In developing the app, the department looked at statistics for its call center to determine the top reasons people were contacting it, she said. Callers were mostly pursuing five questions that were conducive to self-service, including asking for a medical card or updating their eligibility information and status.
“We took those five things and put them in the mobile app,” Taranto said.
Today, Medicaid clients in Colorado can update current income or job changes. If they qualify for programs that require paying a fee, they can use their mobile device’s camera to take a photo of a check or credit card and upload the necessary payment information.
“It’s really given consumers a lot of flexibility and control, and it streamlines the administrative side,” Taranto said.
‘The long tail’: App maintenance
Although government agencies are making progress on building more mature mobile apps, few are tackling what some say is a potentially costlier problem: maintaining all those apps.
“What’s happened is that agencies and commercial entities now have dozens of apps,” said Brian Paget, technical director for content and analytics at Adobe. “They’re realizing [that] while it’s relatively inexpensive to build an app once, it’s much more expensive to maintain that app over the long run. That’s where the long tail is.”

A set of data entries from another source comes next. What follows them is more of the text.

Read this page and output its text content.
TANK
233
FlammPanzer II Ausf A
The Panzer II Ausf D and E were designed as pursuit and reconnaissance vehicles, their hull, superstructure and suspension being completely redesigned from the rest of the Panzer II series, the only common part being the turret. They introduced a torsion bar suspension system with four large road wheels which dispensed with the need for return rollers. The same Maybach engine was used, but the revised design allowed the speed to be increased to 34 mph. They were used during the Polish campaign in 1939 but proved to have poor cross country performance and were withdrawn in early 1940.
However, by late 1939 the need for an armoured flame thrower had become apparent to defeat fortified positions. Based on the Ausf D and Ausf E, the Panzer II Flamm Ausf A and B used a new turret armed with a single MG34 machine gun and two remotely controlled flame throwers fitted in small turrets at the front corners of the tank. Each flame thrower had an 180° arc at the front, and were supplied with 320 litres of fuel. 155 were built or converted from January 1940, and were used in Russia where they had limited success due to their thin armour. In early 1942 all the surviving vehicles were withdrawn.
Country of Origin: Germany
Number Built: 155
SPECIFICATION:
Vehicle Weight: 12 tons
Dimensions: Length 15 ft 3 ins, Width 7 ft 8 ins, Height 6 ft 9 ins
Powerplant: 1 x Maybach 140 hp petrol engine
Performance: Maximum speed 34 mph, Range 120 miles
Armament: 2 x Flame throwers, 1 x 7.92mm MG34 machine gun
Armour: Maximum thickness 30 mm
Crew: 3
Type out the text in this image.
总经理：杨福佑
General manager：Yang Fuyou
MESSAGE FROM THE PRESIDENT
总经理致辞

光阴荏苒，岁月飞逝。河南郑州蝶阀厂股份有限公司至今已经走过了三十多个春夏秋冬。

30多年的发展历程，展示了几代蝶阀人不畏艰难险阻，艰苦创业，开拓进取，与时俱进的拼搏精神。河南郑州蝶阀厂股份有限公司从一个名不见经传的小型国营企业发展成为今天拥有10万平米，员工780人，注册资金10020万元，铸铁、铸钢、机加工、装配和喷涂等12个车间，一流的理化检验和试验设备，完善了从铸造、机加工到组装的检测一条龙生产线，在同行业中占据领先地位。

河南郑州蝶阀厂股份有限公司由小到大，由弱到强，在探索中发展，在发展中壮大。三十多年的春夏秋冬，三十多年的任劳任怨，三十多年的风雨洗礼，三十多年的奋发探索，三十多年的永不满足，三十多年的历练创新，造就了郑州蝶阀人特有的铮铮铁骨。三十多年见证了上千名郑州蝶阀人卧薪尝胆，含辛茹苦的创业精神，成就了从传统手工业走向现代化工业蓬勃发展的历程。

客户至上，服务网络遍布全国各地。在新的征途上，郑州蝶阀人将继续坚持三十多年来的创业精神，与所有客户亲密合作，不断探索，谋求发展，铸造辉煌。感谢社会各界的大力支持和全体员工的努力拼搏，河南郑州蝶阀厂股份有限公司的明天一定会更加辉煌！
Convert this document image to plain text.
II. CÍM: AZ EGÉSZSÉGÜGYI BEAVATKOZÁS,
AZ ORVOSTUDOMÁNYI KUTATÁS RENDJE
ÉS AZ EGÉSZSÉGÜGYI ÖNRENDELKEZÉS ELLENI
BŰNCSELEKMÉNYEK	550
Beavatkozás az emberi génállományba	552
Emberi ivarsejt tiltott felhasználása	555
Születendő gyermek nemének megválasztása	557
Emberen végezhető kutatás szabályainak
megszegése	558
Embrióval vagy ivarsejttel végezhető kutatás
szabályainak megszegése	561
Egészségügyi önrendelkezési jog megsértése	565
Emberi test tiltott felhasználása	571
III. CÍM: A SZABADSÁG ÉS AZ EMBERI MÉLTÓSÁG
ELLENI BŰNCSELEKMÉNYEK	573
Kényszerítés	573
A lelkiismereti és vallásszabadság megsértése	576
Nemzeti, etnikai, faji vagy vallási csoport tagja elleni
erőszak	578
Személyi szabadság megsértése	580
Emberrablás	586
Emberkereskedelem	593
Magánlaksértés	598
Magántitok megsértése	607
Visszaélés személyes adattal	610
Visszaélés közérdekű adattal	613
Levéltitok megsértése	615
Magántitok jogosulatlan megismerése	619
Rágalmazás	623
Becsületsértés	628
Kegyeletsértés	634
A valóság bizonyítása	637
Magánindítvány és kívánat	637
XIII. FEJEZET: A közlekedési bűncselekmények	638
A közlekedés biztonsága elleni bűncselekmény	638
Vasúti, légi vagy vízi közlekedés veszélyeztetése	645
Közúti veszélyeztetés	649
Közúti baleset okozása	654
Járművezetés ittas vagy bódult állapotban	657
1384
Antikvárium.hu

The task of maintaining mobile apps mirrors a challenge that surfaced about a decade ago during the evolution of Web content management tools, Paget said.
“If you look back at how we used to maintain websites, you would write HTML code,” he said. “Then if you wanted to publish your story on the website, you’d call the developer to put it on the site.”
The same problem exists today in the app content arena. “When agencies get to the maintenance cycle, they still need a developer to maintain the content,” Paget said. “The job of mobile administrators is how to centralize the management of app content and figure [out] how to get internal business users to do that. That’s a sea change.”
And making that change requires an ongoing evolution. “The next level of maturity is to make the maintenance on those applications a lot more efficient and make sure we embed analytics into these apps, so that we understand patterns of utilization that we need to improve on,” he said.
“Mobile applications can be a legacy system, too, if we don’t have an easy way to continue to maintain [them],” he added. “You don’t want to build the next generation of legacy applications that happen to be mobile friendly.”